他方、本願発明においては、特許請求の範囲において、気体状媒体の出口の位置であるとされる「濾過室の分離層より下の空間」とは、濾過室内の下部にある空間を意味するものであつて、「分離層より」の表現は、単に濾過室内の下の空間の境界を明記した表現にすぎない。すなわち、これは、濾過室を構成する外筐の下部に位置を占め、かつ濾過層によつて区割された部屋を意味する。したがつて、濾過室の分離層より下の空間が、濾過層および出口を除き、閉じられた構造であることは明らかで、濾過層の下部を直接大気中に開放してしまうような構造のものは、本願発明の要旨中には含まれない。

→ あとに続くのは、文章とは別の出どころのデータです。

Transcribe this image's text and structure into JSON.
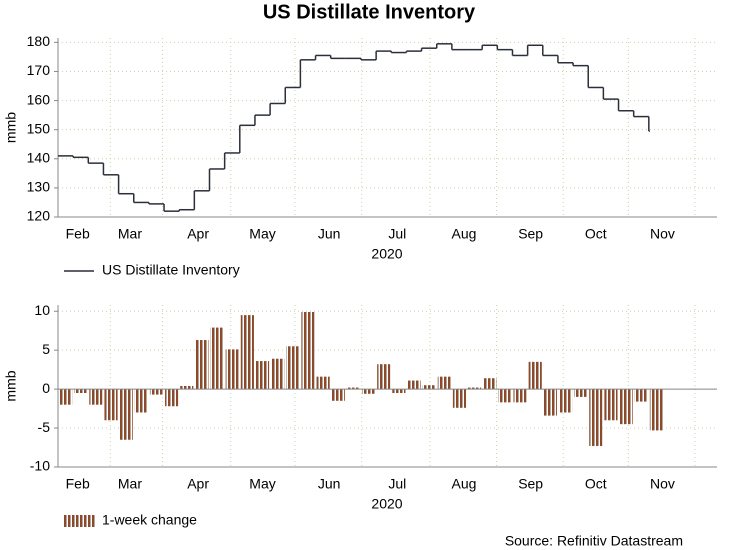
{
  "chart_data": [
    {
      "type": "line",
      "title": "US Distillate Inventory",
      "ylabel": "mmb",
      "xlabel": "2020",
      "categories": [
        null,
        null,
        null,
        null,
        null,
        null,
        null,
        null,
        null,
        null,
        null,
        null,
        null,
        null,
        null,
        null,
        null,
        null,
        null,
        null,
        null,
        null,
        null,
        null,
        null,
        null,
        null,
        null,
        null,
        null,
        null,
        null,
        null,
        null,
        null,
        null,
        null,
        null,
        null,
        null
      ],
      "series": [
        {
          "name": "US Distillate Inventory",
          "color": "#2b2f3a",
          "values": [
            141,
            140.5,
            138.5,
            134.5,
            128,
            125,
            124.5,
            122,
            122.5,
            129,
            136.5,
            142,
            151.5,
            155,
            159,
            164.5,
            174,
            175.5,
            174.5,
            174.5,
            174,
            177,
            176.5,
            177,
            178,
            179.5,
            177.5,
            177.5,
            179,
            177.5,
            175.5,
            179,
            175.5,
            173,
            172,
            164.5,
            160.5,
            156.5,
            154.5,
            149.5
          ]
        }
      ],
      "xlim": [
        0,
        43.5
      ],
      "ylim": [
        120,
        181.5
      ],
      "yticks": [
        120,
        130,
        140,
        150,
        160,
        170,
        180
      ],
      "xticks": [
        {
          "value": 1.3,
          "label": "Feb"
        },
        {
          "value": 4.75,
          "label": "Mar"
        },
        {
          "value": 9.25,
          "label": "Apr"
        },
        {
          "value": 13.5,
          "label": "May"
        },
        {
          "value": 17.9,
          "label": "Jun"
        },
        {
          "value": 22.4,
          "label": "Jul"
        },
        {
          "value": 26.8,
          "label": "Aug"
        },
        {
          "value": 31.2,
          "label": "Sep"
        },
        {
          "value": 35.5,
          "label": "Oct"
        },
        {
          "value": 39.9,
          "label": "Nov"
        }
      ],
      "grid": true
    },
    {
      "type": "bar",
      "ylabel": "mmb",
      "xlabel": "2020",
      "source": "Source: Refinitiv Datastream",
      "categories": [
        null,
        null,
        null,
        null,
        null,
        null,
        null,
        null,
        null,
        null,
        null,
        null,
        null,
        null,
        null,
        null,
        null,
        null,
        null,
        null,
        null,
        null,
        null,
        null,
        null,
        null,
        null,
        null,
        null,
        null,
        null,
        null,
        null,
        null,
        null,
        null,
        null,
        null,
        null,
        null
      ],
      "series": [
        {
          "name": "1-week change",
          "color": "#8b4a2b",
          "values": [
            -2,
            -0.5,
            -2,
            -4,
            -6.5,
            -3,
            -0.7,
            -2.2,
            0.4,
            6.3,
            7.9,
            5.1,
            9.5,
            3.6,
            3.9,
            5.5,
            9.9,
            1.6,
            -1.5,
            0.2,
            -0.6,
            3.2,
            -0.5,
            1.1,
            0.5,
            1.6,
            -2.4,
            0.2,
            1.4,
            -1.7,
            -1.7,
            3.5,
            -3.4,
            -3,
            -1,
            -7.3,
            -4,
            -4.5,
            -1.6,
            -5.3
          ]
        }
      ],
      "xlim": [
        0,
        43.5
      ],
      "ylim": [
        -10,
        10.8
      ],
      "yticks": [
        -10,
        -5,
        0,
        5,
        10
      ],
      "xticks": [
        {
          "value": 1.3,
          "label": "Feb"
        },
        {
          "value": 4.75,
          "label": "Mar"
        },
        {
          "value": 9.25,
          "label": "Apr"
        },
        {
          "value": 13.5,
          "label": "May"
        },
        {
          "value": 17.9,
          "label": "Jun"
        },
        {
          "value": 22.4,
          "label": "Jul"
        },
        {
          "value": 26.8,
          "label": "Aug"
        },
        {
          "value": 31.2,
          "label": "Sep"
        },
        {
          "value": 35.5,
          "label": "Oct"
        },
        {
          "value": 39.9,
          "label": "Nov"
        }
      ],
      "grid": true
    }
  ]
}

このような本願発明においては、気体媒体の出口を濾過室の分離層より下の空間に配置したことと、上記連通管の配置構成との結合関係によつて、洗滌ガスを精製ガスの流通方向と全く逆方向に流通させるだけで分離層を濾過室から取外す必要なく洗滌することができ、更に、分離層6に附着した微細固体粒子を先滌により遠心分離室2の下方一箇所にまとめて取り出し得る顕著な利点を有する。
したがつて、この点につき審決が、気体媒体の出口をどこに設けるかは必要に応じて適宜選択しうる設計的事項にすぎないものと認めるとしたことは、事実の認定を誤るものである。